Save a life with QPR


Just as silent as a heart attack, suicidal thoughts can take hold of a person with tragic consequences.  Over the years, our medical knowledge has vastly improved and we can often recognize the signs of heart attack, allowing us to provide adequate assistance to the person in need. The same cannot be said about mental health issues, suicide in particular. Organized by Nichole Burrus, Campaigns Coordinator at the Student Justice Centre, a QPR Training Session took place on November 12 as a way to provide crucial life saving skills to help prevent a tragedy from happening.

Held at the Fireplace Lounge in Earp Residence, the event was facilitated by Tammy Brown, Manager for Residence Admission and Administration and Leslie MacPherson, a registered nurse at Student Health Services. The session detailed “Question Persuade Refer” (QPR), the three steps set by the QPR Institute that, if followed, can increase the likelihood of preventing a suicide. Asking someone if they are thinking of committing suicide is awkward and difficult, but it can be the very thing that allows a person to admit and open up about what’s troubling them. Persuading a suicidal individual to stay alive starts with letting them know that there are other ways to fix the problem. The last step is to refer, which employs the help of those comforting the individual to actively seek support in whatever capacity they may need.

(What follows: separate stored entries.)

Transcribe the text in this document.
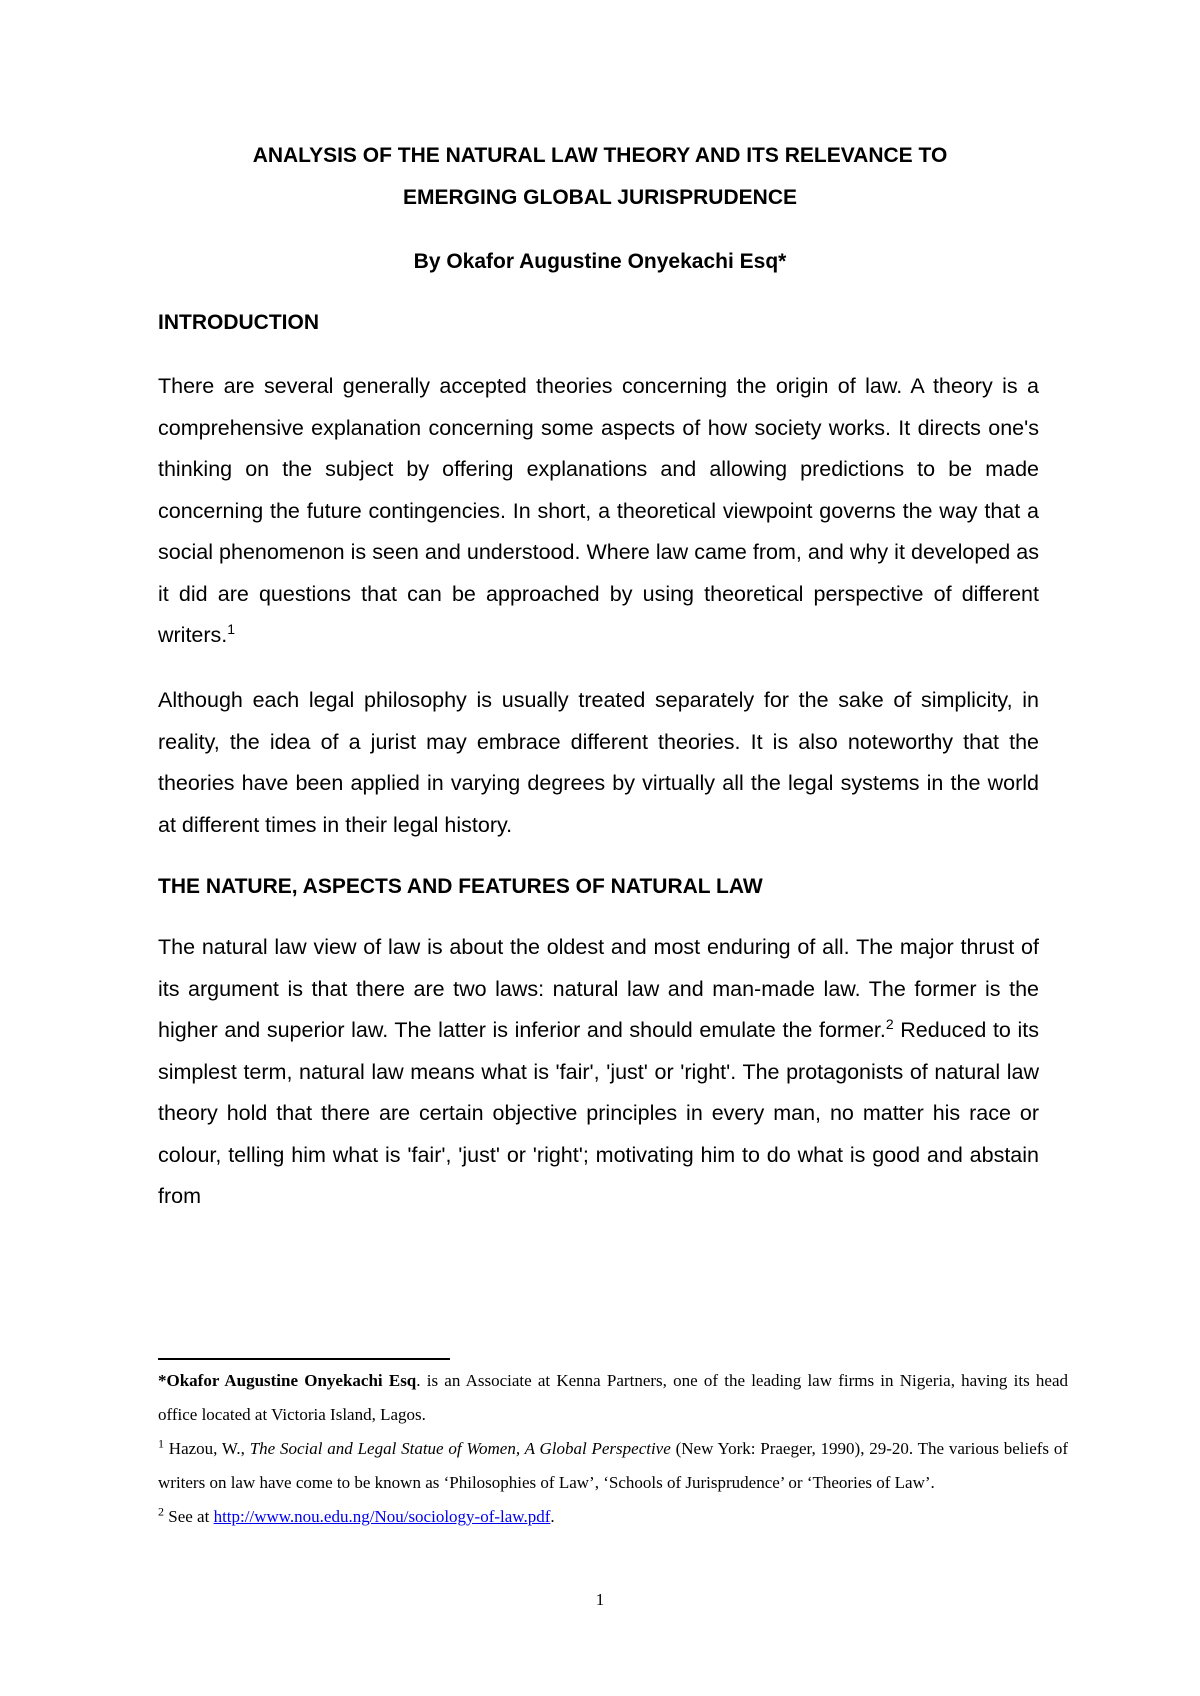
ANALYSIS OF THE NATURAL LAW THEORY AND ITS RELEVANCE TO
EMERGING GLOBAL JURISPRUDENCE
By Okafor Augustine Onyekachi Esq*
INTRODUCTION

There are several generally accepted theories concerning the origin of law. A theory is a comprehensive explanation concerning some aspects of how society works. It directs one's thinking on the subject by offering explanations and allowing predictions to be made concerning the future contingencies. In short, a theoretical viewpoint governs the way that a social phenomenon is seen and understood. Where law came from, and why it developed as it did are questions that can be approached by using theoretical perspective of different writers.$^1$

Although each legal philosophy is usually treated separately for the sake of simplicity, in reality, the idea of a jurist may embrace different theories. It is also noteworthy that the theories have been applied in varying degrees by virtually all the legal systems in the world at different times in their legal history.

THE NATURE, ASPECTS AND FEATURES OF NATURAL LAW

The natural law view of law is about the oldest and most enduring of all. The major thrust of its argument is that there are two laws: natural law and man-made law. The former is the higher and superior law. The latter is inferior and should emulate the former.$^2$ Reduced to its simplest term, natural law means what is 'fair', 'just' or 'right'. The protagonists of natural law theory hold that there are certain objective principles in every man, no matter his race or colour, telling him what is 'fair', 'just' or 'right'; motivating him to do what is good and abstain from

*Okafor Augustine Onyekachi Esq. is an Associate at Kenna Partners, one of the leading law firms in Nigeria, having its head office located at Victoria Island, Lagos.

$^1$ Hazou, W., The Social and Legal Statue of Women, A Global Perspective (New York: Praeger, 1990), 29-20. The various beliefs of writers on law have come to be known as ‘Philosophies of Law’, ‘Schools of Jurisprudence’ or ‘Theories of Law’.

$^2$ See at http://www.nou.edu.ng/Nou/sociology-of-law.pdf.

1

The session emphasized the life-saving capabilities of QPR and stressed the urgency of having it gain the awareness that CPR has in society.  “Mental health is finally a topic that is being brought out into the open,” said MacPherson.  “We need to be able to help each other.” The session further discussed that suicidal thoughts can affect people in any demographic, even those who seem as if their lives are blessed with fortune and promise. It can be deadly to assume that certain people are immune to suicide.  It is a staggering statistic that suicide is the second major leading cause of death among individuals aged 15 to 34. Brown and MacPherson put paramount importance on awareness and observation, pointing out the varying risk factors associated with suicidal thoughts (biological, psychological, environmental and proximal), so that participants in the seminar could better identify certain reasons behind suicidal thoughts. They discussed various misconceptions about mental health and suicide, articulating that suicide is not the answer to a problem, but in fact the problem of a lack of healthy solutions.

At the end of the session, participants received a QPR Gatekeeper Certificate attesting to their in-depth and accurate training on how to deal with individuals who are struggling with suicidal thoughts or tendencies. QPR is an awareness program, not a counselling program. Getting help can be intimidating and seemingly impossible for those suffering from suicidal thoughts.  A person trained in QPR can act as the conduit between that individual and professional medical help, easing the intensely fragile transition into a healthier state of mind.

“QPR gives people the tools to help other people when approaching the difficult topic of suicide,” said Brown. “It is never easy, but conversation is the first step to getting better.”

If you or someone you know is struggling with mental health issues or suicidal thoughts, start the conversation. Reach out; it can be as simple as talking about a problem or giving the support and strength to seek professional help.  There is no shame in seeking help for mental health issues or suicidal thoughts. Student Health Services is a readily available resource to assist you in troubled times, never hesitating to help yourself or others. You have the ability to make a difference.